Article: Judith Butler – Bodies that matter
January 6, 2010
Identity itself, for Butler, is an illusion retroactively created by our performances: “In opposition to theatrical or phenomenological models which take thegendered self to be prior to its acts, I will understand constituting acts not only as constituting the identity of the actor, but as constituting that identity as a compelling illusion, an object of belief” (“Performative” 271). That belief (in stable identities and gender differences) is, in fact, compelled “by social sanction and taboo” (“Performative” 271), so that our belief in “natural” behavior is really the result of both subtle and blatant coercions. One effect of such coercions is also the creation of that which cannot be articulated, “a domain of unthinkable, abject, unlivable bodies” (Bodies xi) that, through abjection by the “normal” subject helps that subject to constitute itself: “This zone of uninhabitability will constitute the defining limit of the subject’s domain; it will constitute that site of dreaded identification against, which-and by virtue of which-the domain of the subject will circumscribe its own claim to autonomy and to life” (Bodies 3).

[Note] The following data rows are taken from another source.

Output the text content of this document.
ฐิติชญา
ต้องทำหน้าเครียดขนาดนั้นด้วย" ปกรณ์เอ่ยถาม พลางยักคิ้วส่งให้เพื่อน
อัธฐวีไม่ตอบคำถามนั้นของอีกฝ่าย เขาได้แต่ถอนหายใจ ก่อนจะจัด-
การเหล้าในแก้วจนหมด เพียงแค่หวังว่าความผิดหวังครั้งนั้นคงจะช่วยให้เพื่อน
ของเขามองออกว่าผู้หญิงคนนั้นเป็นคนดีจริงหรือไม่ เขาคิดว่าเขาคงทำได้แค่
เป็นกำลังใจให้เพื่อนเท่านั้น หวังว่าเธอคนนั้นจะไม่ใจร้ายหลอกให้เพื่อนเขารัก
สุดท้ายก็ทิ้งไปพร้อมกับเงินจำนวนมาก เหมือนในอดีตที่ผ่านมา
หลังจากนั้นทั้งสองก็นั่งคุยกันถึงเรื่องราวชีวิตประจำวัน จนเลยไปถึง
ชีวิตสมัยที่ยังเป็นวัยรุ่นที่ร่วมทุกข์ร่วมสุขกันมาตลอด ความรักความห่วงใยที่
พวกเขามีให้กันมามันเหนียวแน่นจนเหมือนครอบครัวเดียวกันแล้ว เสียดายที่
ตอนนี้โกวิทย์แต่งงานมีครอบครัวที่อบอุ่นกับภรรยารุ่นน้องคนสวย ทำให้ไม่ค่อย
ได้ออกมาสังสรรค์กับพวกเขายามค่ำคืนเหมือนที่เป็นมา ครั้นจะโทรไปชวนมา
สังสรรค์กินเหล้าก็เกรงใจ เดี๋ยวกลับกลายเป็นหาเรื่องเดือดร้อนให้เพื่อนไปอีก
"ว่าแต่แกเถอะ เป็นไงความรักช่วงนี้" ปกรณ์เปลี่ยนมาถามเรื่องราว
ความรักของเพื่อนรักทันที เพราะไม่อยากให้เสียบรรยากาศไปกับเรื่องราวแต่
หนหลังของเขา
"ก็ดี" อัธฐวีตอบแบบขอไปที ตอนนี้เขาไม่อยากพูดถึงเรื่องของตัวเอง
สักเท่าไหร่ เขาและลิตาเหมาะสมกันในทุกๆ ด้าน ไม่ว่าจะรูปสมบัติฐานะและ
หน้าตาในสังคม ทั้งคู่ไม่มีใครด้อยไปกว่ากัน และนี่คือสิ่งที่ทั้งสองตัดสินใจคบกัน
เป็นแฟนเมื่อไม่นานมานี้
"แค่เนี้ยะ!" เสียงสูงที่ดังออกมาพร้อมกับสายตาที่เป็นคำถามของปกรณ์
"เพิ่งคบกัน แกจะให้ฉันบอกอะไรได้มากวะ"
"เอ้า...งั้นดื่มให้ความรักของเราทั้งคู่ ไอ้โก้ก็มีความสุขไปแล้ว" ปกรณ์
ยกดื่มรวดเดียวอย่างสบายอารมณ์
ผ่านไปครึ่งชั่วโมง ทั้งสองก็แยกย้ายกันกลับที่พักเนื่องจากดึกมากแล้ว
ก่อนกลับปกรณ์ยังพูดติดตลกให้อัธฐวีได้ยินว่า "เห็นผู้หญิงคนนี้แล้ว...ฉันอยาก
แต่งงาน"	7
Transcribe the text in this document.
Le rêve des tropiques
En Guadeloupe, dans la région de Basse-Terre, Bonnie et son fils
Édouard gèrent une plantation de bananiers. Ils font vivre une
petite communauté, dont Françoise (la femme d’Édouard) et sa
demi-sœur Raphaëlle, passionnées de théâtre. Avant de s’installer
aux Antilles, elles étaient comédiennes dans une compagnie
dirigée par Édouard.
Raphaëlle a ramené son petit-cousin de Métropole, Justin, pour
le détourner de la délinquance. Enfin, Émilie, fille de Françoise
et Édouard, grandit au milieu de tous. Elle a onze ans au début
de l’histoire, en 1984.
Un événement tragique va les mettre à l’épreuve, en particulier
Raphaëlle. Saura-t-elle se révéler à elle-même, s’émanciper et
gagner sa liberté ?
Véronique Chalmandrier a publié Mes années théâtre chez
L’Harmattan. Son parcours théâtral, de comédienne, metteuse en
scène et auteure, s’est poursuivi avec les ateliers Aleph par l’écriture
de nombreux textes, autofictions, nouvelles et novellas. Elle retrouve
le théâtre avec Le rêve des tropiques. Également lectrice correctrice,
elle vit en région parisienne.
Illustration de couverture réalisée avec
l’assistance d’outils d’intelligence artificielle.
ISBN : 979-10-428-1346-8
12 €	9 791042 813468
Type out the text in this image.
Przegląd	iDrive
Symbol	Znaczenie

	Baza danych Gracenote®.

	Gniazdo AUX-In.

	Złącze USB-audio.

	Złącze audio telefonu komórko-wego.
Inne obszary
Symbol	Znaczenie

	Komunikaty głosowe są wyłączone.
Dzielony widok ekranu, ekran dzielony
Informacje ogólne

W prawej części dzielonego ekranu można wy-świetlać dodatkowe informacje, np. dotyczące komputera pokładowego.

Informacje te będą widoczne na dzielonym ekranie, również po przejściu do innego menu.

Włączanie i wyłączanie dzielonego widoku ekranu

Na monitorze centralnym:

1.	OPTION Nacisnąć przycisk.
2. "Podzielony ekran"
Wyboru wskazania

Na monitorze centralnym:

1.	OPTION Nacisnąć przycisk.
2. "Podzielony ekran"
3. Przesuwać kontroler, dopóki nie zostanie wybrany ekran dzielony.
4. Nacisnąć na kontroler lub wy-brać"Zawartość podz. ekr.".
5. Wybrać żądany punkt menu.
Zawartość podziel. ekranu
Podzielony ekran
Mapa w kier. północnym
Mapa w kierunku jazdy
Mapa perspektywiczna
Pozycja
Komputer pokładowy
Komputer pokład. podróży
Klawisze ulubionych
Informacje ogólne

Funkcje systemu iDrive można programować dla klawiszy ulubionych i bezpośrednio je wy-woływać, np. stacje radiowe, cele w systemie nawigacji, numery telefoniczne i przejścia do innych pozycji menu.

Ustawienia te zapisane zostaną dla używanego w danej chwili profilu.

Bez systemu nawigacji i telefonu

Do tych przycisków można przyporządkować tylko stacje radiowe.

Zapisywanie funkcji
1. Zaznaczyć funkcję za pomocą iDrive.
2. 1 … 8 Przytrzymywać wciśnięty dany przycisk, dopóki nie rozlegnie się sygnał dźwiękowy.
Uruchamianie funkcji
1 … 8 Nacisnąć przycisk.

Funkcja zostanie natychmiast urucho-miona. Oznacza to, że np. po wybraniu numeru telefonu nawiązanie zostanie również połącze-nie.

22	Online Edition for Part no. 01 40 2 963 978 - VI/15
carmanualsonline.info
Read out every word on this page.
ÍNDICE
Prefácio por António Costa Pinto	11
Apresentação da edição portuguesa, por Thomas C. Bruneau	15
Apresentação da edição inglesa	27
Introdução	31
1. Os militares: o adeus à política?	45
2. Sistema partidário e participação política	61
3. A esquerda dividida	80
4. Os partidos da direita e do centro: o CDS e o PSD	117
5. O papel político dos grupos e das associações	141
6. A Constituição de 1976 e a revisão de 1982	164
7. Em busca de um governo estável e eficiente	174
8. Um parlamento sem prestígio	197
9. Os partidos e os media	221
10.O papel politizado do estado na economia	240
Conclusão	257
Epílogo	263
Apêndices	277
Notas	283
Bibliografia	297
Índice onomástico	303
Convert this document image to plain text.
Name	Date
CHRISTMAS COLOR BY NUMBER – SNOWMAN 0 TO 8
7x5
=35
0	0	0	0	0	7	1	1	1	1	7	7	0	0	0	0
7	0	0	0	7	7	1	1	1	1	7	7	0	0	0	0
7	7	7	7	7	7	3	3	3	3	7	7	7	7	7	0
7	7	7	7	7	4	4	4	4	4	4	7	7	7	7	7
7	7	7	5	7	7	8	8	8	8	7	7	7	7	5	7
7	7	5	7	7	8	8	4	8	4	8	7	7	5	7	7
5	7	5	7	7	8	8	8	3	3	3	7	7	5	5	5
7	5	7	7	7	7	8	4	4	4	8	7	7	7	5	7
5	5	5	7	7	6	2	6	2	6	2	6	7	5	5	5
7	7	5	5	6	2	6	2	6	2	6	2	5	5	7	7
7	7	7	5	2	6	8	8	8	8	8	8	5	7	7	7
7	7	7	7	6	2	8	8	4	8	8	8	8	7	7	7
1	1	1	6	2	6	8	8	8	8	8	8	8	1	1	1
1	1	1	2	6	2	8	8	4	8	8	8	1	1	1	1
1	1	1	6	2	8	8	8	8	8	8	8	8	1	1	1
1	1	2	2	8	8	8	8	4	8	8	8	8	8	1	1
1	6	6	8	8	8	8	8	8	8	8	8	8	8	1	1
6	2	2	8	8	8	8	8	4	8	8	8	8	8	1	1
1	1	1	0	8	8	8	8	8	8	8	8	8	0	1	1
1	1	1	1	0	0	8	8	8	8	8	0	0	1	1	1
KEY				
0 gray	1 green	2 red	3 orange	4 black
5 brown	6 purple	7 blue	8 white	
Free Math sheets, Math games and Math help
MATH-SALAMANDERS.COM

This repudiation is necessary for the subject to establish “an identification with the normative phantasm of ‘sex'” (Bodies 3), but, because the act is not “natural” or “biological” in any way, Butler uses that abjected domain to question and “rearticulate the very terms of symbolic legitimacy and intelligibility” (Bodies 3). By underlining the artificial, proscribed, and performative nature of gender identity, Butler seeks to trouble the definition of gender, challenging the status quo in order to fight for the rights of marginalized identities (especially gay and lesbian identity).